Cour des assurances sociales 
du Tribunal fédéral 
 
Cause 
{T 7} 
I 493/04 
 
Arrêt du 13 avril 2005 
IIIe Chambre 
 
Composition 
Mme et MM. les Juges Leuzinger, Présidente, Rüedi et Kernen. Greffier : M. Piguet 
 
Parties 
Office de l'assurance-invalidité pour le canton de Vaud, avenue Général-Guisan 8, 1800 Vevey, recourant, 
 
contre 
 
P.________, intimé 
 
Instance précédente 
Tribunal des assurances du canton de Vaud, Lausanne 
 
(Jugement du 10 février 2004) 
 
Faits: 
A. 
P.________, né en 1963, travaillait en qualité d'employé d'exploitation au service X.________. Le 22 septembre 1998, il a été victime d'une chute sur son lieu de travail, qui a entraîné une contusion au genou gauche motivant une intervention chirurgicale. Il n'a plus travaillé depuis lors, si ce n'est durant une tentative de reprise à mi-temps du 22 décembre 1998 au 4 janvier 1999. 
Le 26 novembre 1999, P.________ a présenté une demande de prestations de l'assurance-invalidité, tendant à l'octroi d'une orientation professionnelle, d'un reclassement dans une nouvelle profession et, subsidiairement, d'une rente.
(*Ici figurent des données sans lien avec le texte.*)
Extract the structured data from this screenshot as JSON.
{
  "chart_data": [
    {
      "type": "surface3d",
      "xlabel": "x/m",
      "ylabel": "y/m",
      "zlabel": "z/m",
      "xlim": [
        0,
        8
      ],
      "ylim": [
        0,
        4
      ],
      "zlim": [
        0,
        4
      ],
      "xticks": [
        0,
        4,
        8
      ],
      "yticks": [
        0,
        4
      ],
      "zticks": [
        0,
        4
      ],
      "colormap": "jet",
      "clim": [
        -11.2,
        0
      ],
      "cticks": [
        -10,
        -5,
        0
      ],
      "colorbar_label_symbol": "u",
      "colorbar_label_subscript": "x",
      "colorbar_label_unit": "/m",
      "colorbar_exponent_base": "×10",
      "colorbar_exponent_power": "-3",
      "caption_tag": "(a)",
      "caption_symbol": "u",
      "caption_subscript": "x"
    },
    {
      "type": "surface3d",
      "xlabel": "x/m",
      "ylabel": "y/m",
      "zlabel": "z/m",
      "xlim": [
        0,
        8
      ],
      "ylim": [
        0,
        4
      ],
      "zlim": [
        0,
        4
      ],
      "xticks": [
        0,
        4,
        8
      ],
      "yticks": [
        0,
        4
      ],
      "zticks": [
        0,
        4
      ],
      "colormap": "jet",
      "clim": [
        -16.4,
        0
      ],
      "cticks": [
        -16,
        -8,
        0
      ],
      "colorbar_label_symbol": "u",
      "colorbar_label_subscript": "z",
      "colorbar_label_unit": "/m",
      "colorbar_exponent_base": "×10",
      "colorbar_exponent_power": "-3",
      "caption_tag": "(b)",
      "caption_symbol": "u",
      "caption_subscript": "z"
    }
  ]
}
Il alléguait souffrir de problèmes cardiaques. Procédant à l'instruction de la demande, l'Office de l'assurance-invalidité pour le canton de Vaud (ci-après : l'office AI) a recueilli divers avis médicaux, dont deux rapports établis à la demande du service médical de X.________. Selon le docteur B.________, spécialiste en médecine interne et médecin attitré du service X.________, l'assuré souffrait de douleurs thoraciques atypiques, pouvant correspondre à un trouble somatoforme douloureux, probablement associé à un état dépressif, ainsi que d'une hypertension artérielle, d'un bloc de branche droit plus hémibloc antérieur gauche limite, d'une obésité et d'une suspicion d'hypothyroïdie subclinique; à son avis, les raisons pour lesquelles l'assuré était incapable de travailler, étaient principalement d'ordre psychologique (rapport du 17 mai 2000). Le docteur G.________, spécialiste en psychiatrie, a, quant à lui, diagnostiqué un trouble panique (F41.0), un épisode dépressif moyen (F32.1) et un trouble somatoforme (F45.9); en l'état, l'assuré disposait d'une capacité de travail quasiment nulle (rapport d'expertise du 28 novembre 2000). 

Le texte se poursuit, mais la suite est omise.